L'editoriale

Quel «Patto di Paese» a favore della sanità

In un anno che ha visto alcune istituzioni ticinesi uscire con le ossa rotte e con un danno d’immagine con pochi eguali nella storia recente della Repubblica e Cantone Ticino, la prospettiva di curarsi le ferite in una struttura all’avanguardia deve aver instillato nell’animo un’insperata dose di fiducia
Alan Del Don
11.12.2024 06:00

In un anno che ha visto alcune istituzioni ticinesi uscire con le ossa rotte e con un danno d’immagine con pochi eguali nella storia recente della Repubblica e Cantone Ticino, la prospettiva di curarsi le ferite in una struttura all’avanguardia deve aver instillato nell’animo un’insperata dose di fiducia. Non è uno scherzo, ma la verità. Perché se è acclarato che siamo un popolo che non disdegna la polemica – e per un nonnulla non ci cascavamo anche stavolta – è altresì assodato che per fortuna tutto pare essersi risolto al meglio in merito al futuro ospedale che sorgerà alla Saleggina di Bellinzona. Ente ospedaliero cantonale (EOC) e Città da una parte e Dipartimento del territorio (DT) dall’altra hanno stretto una specie di «Patto di Paese» per agevolare in tempi brevi la realizzazione del nosocomio.
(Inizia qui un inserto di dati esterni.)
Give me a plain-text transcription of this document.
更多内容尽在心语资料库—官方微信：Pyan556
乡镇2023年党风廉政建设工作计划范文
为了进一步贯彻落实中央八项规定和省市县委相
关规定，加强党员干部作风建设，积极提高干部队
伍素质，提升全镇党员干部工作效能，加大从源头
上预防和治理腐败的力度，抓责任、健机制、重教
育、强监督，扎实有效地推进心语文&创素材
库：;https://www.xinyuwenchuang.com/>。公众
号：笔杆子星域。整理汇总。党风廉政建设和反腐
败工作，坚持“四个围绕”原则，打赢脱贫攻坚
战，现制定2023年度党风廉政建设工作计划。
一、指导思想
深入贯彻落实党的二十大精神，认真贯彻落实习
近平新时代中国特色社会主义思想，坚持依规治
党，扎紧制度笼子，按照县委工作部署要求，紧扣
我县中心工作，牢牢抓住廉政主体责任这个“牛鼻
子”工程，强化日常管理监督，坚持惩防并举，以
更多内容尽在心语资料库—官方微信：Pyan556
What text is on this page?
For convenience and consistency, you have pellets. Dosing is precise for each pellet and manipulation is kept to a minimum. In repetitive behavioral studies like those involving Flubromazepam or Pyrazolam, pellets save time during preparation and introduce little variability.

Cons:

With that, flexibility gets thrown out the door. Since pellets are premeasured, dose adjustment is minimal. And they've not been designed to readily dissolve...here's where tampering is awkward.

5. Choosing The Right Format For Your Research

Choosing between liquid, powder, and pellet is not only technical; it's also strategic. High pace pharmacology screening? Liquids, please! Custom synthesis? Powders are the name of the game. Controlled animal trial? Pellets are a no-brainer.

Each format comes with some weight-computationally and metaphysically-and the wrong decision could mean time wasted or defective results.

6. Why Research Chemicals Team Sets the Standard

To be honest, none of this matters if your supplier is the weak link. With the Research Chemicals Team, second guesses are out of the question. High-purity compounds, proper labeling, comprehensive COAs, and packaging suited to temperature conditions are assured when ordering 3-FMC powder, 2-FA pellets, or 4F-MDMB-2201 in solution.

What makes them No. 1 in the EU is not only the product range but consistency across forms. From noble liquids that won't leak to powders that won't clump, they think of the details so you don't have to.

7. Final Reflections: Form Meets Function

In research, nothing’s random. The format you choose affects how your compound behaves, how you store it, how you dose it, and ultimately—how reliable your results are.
Le premesse, diciamolo, non facevano presagire nulla di buono. Un parere giuridico del DT fa dipendere l’edificazione del complesso al rispetto di due condizioni, la più importante delle quali è l’impellenza di compensare i terreni che andranno sacrificati per far spazio all’istituto progettato dagli architetti Arnaboldi&Gaggini. EOC e Municipio ci hanno riflettuto un mese abbondante e poi, come abbiamo riferito lunedì, hanno rinunciato ad avvalersi di una controperizia, preferendo concentrarsi sulle prossime decisive e difficili fasi. Scongiurando nel contempo uno strappo istituzionale che non avrebbe giovato a nessuno. 

Almeno sull’assistenza sanitaria dei cittadini occorre evitare di litigare. La popolazione intransigente non avrebbe compreso inutili battibecchi e ulteriori cincischiamenti. Quindi veniamo al sodo pure noi. Il San Giovanni è quasi moribondo. Non si può pensare di continuare a metterci dei cerotti, oltretutto spendendo soldi pubblici in un periodo in cui le finanze del Cantone e dei Comuni stanno addirittura peggio. «Già allo stato attuale riesce difficilmente a far fronte alle esigenze infrastrutturali e ad un aggiornamento della propria logistica e tecnica di supporto», ci viene in aiuto il rapporto della giuria (presieduta dal vicepresidente del Consiglio di amministrazione dell’EOC Andrea Bersani) che ha scelto il concetto alla base del prospettato nosocomio da 380 milioni.

Un documento che va ben oltre, rendendoci edotti del fatto che «la durata di vita degli altri ospedali dell’Ente è da considerarsi limitata ai prossimi 30-40 anni». Pleonastico, a questo punto, sottolineare l’urgenza di costruirne uno al passo coi tempi. Alla Saleggina. Sì, proprio lì. Il committente (ossia l’EOC) è convinto che non solo sia la soluzione migliore, ma addirittura l’unica. A tal punto da seguire scrupolosamente i dettami del DT (non potrebbe comunque sottrarvisi: il diritto federale è imperante) per quanto riguarda il compenso della superficie resa edificabile attraverso il dezonamento di sedimi che oggi già lo sono. Sulla stessa lunghezza d’onda l’Esecutivo di Bellinzona, che ha addirittura fatto dell’infrastruttura uno dei suoi progetti strategici, alla pari delle Officine FFS di Castione, dell’innovativo quartiere che sorgerà in città al posto dello stabilimento industriale e della valorizzazione della Fortezza. 

Ed il Dipartimento del territorio? È pronto a collaborare, come annunciato ai ticinesi dalle nostre colonne dal solitamente poco loquace Claudio Zali. Il consigliere di Stato, il direttore generale dell’EOC Glauco Martinetti ed il sindaco della capitale Mario Branda sono persone pragmatiche. Continueranno ad impegnarsi al massimo per condurre in porto un dossier oramai già decennale. Uno per tutti, tutti per la sanità.